From space travel to space colonisation it is just a small step, but, as has been found out in Murray Leinster’s story, the human race needs special conditions: a replica of those on Earth. When the first people land, they soon notice that something has gone wrong on terraformed Planet of Dread

In any case we have to solve the problem of the enormous amount of time it takes to cross space. Enter philosopher John McTaggart who argues for The Unreality of Time by saying that our descriptions of time are either contradictory, circular, or insufficient.

It is likely that robots will play a large role on our long space travels.

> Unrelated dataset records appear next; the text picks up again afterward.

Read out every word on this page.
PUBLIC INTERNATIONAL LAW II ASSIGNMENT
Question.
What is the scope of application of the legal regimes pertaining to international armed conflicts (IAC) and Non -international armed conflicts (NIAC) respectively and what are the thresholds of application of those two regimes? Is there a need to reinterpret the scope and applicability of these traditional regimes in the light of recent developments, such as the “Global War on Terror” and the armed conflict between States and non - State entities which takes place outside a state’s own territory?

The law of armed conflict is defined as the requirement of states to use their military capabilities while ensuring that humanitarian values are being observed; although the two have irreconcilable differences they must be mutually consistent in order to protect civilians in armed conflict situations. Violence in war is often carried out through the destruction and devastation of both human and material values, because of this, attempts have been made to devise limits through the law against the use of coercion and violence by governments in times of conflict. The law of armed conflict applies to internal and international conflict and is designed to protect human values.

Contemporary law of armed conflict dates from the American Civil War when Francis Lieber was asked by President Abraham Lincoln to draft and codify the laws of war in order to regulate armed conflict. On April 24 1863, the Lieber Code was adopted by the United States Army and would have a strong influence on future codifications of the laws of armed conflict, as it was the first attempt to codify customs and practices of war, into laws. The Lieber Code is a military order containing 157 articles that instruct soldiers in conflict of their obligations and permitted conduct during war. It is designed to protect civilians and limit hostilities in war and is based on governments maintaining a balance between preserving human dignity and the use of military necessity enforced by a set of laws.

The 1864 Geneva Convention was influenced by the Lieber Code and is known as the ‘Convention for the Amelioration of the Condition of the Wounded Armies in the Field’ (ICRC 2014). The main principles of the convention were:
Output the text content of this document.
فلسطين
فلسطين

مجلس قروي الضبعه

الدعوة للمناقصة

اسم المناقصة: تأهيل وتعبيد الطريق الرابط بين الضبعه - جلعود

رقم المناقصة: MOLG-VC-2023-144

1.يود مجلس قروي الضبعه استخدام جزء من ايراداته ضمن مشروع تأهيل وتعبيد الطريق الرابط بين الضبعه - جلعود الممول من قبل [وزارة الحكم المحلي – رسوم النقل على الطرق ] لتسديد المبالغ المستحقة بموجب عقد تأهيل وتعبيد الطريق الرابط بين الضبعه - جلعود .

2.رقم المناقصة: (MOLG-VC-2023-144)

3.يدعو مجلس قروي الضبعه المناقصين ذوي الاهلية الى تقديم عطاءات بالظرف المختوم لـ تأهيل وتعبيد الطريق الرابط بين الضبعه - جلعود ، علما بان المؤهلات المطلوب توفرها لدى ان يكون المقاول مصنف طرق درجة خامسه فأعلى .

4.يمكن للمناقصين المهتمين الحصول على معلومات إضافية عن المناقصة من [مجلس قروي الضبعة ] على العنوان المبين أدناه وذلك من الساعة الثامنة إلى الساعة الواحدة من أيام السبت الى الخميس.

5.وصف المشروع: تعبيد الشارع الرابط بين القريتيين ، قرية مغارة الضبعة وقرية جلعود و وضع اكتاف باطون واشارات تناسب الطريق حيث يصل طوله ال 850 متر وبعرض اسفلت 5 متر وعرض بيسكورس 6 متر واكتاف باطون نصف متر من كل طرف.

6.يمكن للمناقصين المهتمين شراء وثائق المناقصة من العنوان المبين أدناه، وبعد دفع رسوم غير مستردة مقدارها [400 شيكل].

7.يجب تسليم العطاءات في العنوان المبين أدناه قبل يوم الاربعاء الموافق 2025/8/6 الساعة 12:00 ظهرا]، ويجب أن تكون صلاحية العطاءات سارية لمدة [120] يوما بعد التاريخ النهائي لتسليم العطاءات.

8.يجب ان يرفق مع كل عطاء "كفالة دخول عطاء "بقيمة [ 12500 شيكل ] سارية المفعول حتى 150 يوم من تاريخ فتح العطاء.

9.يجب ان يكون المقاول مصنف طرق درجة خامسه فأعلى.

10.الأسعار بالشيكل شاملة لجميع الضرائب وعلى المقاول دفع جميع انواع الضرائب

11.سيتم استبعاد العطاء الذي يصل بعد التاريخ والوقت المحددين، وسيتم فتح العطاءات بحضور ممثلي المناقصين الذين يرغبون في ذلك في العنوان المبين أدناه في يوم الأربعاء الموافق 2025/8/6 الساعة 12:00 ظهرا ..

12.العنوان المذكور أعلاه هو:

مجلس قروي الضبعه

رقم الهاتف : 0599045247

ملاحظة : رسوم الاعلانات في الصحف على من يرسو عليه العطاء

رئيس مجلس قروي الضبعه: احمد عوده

The more human, the better they can serve us – but when do they deserve human rights? This question is explored in Karel ńĆapek’s famous play R.U.R. – Rossum’s Universal Robots.

More advanced machines can cause more problems. Robot Snookums is a rather Unwise Child when he learns how to build bombs. Thus, he is being shipped off to a distant planet, but scary things occur on the trip… Is Snookums really to blame in the story by Randall Garrett?

Enjoy – and look at the stars tonight!